Une commission d’enquête d’Etat a les pouvoirs les plus importants dans le système juridique israélien. C’est le seul type d’enquête qui fonctionne indépendamment de l’échelon politique. Ses membres sont nommés par le président de la Cour suprême. Elle a le pouvoir d’assigner tout témoin à comparaître. Le premier ministre Netanyahou, qui pourrait être directement mis en cause dans la faillite sécuritaire du 7 octobre, avait toujours refusé, arguant que ce n’était pas souhaitable tant que la guerre ne serait pas terminée. Un argument qu’il utilise également pour retarder son propre procès pour corruption, fraude et abus de confiance.
Alors que le cessez-le-feu est aujourd’hui en vigueur, l’extrême-droite au pouvoir tient toujours le même discours : la guerre n’est pas terminée. Le mandat d’enquête tant attendu a été rejeté de peu, par 53 voix contre 45. Mais ce vote permet de repousser de six mois toute nouvelle demande. Un temps précieux pour l’extrême-droite qui compte ouvertement sur l’élection de Trump pour annexer réellement la Cisjordanie.
Il apparaît donc clairement que ceux qui prétendent combattre les mensonges luttent en réalité pour échapper à toute justice, qu’elle soit nationale ou internationale. Ils se forgent une réalité parallèle où la seule vérité acceptable est l’adhésion à la destinée mystique et intouchable du Grand Israël, devant justifier la pire extermination.
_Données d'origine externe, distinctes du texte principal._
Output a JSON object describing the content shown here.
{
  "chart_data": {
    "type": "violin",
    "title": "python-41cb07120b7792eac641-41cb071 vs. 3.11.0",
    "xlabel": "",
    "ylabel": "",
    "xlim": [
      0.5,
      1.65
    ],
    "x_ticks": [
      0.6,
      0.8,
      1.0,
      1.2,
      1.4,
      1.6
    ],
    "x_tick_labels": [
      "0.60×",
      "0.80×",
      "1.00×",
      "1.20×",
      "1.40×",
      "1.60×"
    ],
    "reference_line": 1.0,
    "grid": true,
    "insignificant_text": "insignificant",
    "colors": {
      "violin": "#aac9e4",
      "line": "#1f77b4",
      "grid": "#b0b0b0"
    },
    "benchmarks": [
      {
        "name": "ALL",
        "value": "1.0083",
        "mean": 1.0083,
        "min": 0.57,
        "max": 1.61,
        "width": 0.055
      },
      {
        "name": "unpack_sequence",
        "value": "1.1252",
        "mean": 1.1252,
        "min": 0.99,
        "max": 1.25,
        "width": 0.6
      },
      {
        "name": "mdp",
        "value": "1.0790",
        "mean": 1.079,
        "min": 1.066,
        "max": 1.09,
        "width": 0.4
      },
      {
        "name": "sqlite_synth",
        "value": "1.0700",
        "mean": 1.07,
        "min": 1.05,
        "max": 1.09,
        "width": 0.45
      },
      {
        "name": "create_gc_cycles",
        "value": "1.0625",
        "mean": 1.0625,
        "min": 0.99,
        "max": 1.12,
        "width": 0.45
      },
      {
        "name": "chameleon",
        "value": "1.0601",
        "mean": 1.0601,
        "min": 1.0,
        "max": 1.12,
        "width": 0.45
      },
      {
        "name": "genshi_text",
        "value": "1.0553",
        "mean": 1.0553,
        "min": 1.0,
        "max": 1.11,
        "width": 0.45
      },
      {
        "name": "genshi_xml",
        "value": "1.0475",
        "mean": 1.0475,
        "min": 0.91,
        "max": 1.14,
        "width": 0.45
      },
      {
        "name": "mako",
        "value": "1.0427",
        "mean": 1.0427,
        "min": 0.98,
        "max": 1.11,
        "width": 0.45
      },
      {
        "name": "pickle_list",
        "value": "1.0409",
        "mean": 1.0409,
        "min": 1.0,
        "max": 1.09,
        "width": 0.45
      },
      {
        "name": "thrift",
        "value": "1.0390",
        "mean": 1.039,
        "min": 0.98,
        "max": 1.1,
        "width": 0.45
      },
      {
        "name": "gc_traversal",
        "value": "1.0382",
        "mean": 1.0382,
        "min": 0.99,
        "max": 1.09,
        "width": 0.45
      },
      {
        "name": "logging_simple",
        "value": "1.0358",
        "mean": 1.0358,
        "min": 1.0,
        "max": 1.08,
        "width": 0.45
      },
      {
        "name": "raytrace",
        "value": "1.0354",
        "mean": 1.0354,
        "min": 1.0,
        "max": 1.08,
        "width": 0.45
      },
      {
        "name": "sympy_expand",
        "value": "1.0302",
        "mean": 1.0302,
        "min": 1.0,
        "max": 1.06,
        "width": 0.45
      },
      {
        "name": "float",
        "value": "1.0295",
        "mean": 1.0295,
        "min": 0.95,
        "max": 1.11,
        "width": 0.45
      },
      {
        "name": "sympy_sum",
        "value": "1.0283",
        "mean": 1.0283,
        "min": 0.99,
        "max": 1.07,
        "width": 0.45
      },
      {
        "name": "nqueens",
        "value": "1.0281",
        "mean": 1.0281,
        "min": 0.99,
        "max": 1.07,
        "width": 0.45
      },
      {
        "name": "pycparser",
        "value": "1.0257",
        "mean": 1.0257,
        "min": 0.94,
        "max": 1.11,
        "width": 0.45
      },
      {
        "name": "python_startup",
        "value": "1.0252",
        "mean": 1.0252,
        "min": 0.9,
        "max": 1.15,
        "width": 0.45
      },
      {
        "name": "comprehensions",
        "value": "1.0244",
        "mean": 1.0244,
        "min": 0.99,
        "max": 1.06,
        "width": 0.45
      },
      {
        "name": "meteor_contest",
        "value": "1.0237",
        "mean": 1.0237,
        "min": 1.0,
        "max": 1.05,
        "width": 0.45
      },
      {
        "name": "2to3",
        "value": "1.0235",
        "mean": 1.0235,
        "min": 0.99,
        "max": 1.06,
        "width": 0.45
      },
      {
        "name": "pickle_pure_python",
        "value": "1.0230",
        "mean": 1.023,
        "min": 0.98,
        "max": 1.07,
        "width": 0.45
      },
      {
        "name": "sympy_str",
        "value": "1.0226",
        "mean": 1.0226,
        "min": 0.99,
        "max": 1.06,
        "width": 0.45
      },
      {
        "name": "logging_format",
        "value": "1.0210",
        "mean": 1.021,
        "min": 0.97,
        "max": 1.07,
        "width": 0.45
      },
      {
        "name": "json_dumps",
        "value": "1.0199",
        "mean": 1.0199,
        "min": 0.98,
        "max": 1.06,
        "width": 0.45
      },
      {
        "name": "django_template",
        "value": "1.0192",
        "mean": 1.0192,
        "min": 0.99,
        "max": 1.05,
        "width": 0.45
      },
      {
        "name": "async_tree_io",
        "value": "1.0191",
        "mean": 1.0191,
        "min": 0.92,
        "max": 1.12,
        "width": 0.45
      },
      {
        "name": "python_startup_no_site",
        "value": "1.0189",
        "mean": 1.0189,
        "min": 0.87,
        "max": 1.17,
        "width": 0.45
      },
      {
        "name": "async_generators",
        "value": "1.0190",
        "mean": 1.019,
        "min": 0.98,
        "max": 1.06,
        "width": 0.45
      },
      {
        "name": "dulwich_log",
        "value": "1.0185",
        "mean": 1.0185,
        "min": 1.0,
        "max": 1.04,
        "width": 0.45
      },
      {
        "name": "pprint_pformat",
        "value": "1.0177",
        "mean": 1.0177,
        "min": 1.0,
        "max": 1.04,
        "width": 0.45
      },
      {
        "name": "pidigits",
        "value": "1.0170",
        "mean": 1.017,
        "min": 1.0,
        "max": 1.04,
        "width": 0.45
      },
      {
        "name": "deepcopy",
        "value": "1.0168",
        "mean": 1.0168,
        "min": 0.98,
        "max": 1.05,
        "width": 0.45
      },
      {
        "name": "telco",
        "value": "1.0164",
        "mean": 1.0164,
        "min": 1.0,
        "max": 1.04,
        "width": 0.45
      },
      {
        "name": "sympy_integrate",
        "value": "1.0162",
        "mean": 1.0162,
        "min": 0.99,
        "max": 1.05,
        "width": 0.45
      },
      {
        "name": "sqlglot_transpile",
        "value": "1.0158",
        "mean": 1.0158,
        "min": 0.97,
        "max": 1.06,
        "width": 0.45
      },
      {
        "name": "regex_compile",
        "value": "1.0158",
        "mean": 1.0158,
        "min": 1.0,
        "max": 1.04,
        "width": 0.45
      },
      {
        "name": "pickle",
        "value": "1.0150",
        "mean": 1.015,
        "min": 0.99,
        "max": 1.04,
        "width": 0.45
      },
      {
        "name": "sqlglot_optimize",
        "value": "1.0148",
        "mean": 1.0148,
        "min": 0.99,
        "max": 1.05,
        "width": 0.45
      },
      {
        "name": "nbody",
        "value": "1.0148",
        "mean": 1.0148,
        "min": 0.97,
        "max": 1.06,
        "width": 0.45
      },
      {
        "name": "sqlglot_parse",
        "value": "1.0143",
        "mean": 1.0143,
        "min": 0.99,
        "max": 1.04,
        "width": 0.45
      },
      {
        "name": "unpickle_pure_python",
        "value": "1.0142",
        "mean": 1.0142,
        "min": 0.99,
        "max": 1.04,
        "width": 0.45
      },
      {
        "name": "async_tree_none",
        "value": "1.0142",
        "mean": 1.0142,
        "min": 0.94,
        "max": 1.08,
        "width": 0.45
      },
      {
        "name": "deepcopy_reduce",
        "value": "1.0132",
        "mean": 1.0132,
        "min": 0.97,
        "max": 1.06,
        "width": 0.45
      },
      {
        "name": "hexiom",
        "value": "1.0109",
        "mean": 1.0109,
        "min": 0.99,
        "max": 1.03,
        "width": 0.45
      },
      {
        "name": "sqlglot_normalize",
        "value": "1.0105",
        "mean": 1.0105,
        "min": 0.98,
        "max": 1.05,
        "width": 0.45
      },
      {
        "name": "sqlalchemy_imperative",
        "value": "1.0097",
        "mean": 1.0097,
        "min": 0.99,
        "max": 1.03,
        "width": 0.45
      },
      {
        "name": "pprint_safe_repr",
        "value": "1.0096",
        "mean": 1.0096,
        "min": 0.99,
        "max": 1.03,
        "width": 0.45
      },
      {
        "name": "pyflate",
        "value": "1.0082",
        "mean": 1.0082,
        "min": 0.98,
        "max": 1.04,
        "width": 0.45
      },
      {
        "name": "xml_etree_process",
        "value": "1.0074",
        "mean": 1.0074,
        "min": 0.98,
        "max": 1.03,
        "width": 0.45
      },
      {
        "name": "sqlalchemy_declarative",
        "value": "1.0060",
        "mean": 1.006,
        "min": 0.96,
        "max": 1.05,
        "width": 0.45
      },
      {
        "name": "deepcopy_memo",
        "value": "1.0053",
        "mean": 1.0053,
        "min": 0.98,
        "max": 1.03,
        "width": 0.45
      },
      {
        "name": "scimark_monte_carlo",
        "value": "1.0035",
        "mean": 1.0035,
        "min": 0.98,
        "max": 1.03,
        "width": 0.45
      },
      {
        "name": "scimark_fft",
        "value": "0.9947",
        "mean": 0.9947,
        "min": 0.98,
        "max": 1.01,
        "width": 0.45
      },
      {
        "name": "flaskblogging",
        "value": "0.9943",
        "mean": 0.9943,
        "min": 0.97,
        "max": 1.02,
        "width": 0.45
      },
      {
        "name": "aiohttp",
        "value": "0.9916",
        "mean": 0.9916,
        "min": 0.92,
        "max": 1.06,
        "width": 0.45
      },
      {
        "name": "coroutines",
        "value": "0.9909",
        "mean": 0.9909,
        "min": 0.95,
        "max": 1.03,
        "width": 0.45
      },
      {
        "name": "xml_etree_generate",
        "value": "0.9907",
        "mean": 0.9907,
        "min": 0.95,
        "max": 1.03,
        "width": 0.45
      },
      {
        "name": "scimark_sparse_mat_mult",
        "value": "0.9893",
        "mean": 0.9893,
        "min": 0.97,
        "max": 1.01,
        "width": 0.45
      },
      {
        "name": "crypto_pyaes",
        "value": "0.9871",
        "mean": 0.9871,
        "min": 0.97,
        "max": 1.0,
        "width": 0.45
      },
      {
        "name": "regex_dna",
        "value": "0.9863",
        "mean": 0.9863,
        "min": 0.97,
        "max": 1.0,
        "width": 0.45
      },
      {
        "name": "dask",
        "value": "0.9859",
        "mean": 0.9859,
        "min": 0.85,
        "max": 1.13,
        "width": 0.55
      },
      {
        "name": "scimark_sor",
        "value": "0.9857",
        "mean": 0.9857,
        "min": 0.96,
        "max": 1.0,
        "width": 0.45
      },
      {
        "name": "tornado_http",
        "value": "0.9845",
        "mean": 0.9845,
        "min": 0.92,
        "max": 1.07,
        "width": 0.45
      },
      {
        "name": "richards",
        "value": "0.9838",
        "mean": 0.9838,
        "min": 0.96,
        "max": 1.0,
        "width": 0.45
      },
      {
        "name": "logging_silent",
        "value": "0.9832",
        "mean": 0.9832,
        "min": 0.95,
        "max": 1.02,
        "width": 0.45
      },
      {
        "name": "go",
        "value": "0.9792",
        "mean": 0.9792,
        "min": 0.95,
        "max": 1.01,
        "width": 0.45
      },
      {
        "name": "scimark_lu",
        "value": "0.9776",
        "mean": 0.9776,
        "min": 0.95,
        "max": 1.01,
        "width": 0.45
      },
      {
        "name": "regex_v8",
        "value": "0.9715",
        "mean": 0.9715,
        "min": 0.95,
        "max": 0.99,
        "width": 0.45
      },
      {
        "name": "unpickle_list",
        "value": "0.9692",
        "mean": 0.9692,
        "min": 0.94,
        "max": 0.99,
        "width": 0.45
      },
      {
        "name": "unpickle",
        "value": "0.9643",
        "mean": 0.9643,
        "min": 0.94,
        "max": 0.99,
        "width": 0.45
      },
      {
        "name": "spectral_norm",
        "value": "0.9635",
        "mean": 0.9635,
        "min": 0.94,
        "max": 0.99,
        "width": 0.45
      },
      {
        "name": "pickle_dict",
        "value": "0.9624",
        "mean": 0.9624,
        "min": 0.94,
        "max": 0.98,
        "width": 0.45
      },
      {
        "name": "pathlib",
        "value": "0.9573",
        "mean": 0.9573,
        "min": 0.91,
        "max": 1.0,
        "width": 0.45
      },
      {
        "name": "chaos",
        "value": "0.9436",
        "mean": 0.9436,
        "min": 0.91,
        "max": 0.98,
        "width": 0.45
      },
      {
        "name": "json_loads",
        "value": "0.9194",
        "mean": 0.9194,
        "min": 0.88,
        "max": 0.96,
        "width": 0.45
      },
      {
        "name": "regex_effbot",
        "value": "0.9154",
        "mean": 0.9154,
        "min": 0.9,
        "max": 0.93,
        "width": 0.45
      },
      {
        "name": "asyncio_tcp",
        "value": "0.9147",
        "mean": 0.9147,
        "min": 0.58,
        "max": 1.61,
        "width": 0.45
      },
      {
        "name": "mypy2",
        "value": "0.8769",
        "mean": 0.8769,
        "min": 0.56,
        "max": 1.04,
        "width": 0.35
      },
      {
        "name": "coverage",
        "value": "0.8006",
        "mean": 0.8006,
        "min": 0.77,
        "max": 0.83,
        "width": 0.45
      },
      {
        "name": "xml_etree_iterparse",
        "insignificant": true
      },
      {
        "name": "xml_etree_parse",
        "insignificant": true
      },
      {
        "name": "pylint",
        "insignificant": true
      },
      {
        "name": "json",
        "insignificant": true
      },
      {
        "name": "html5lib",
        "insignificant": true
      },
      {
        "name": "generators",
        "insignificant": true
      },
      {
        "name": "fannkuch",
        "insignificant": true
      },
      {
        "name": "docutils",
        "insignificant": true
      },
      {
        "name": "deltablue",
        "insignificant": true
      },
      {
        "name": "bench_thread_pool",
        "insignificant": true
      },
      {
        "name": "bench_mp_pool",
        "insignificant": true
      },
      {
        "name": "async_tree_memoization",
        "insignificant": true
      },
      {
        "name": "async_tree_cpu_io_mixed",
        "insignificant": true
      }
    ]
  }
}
De terribles massacres ont eu lieu lors de l’attaque du 7 octobre. Mais que signifie la négation des crimes du Hamas dans la bouche de ceux qui ont sciemment inventé des atrocités pour mieux faire accepter les leurs ? Rappelons qu’en juillet 2024, devant le congrès états-unien, Netanyahou avait affirmé à propos du 7 octobre, au mépris des données de sa propre administration : « ces monstres ont violé les femmes, ont décapité les hommes, ils ont brûlé des bébés vivants. »
Il y a fort à parier que des lois spécifiques pour criminaliser le « négationnisme du 7 octobre » seront bientôt proposées dans nos pays aussi. C’est l’intention explicite d’Oded Forer : « On ne peut pas demander que les nations du monde interdisent la négation du massacre, sur le modèle de l’interdiction de la négation de la Shoah, sans que nous agissions nous-mêmes. » Et leurs moyens pour le faire seront décuplés. Fin 2024, le gouvernement israélien a multiplié par vingt le budget dédié au lobbying à l’étranger. 150 millions de dollars ! Les campus américains seront particulièrement visés.
Si la clique des menteurs génocidaires au pouvoir en Israël est obligée d’employer de tels moyens pour à la fois conquérir les esprits et museler les critiques, c’est parce que la vérité sur les crimes du sionisme fait puissamment son chemin.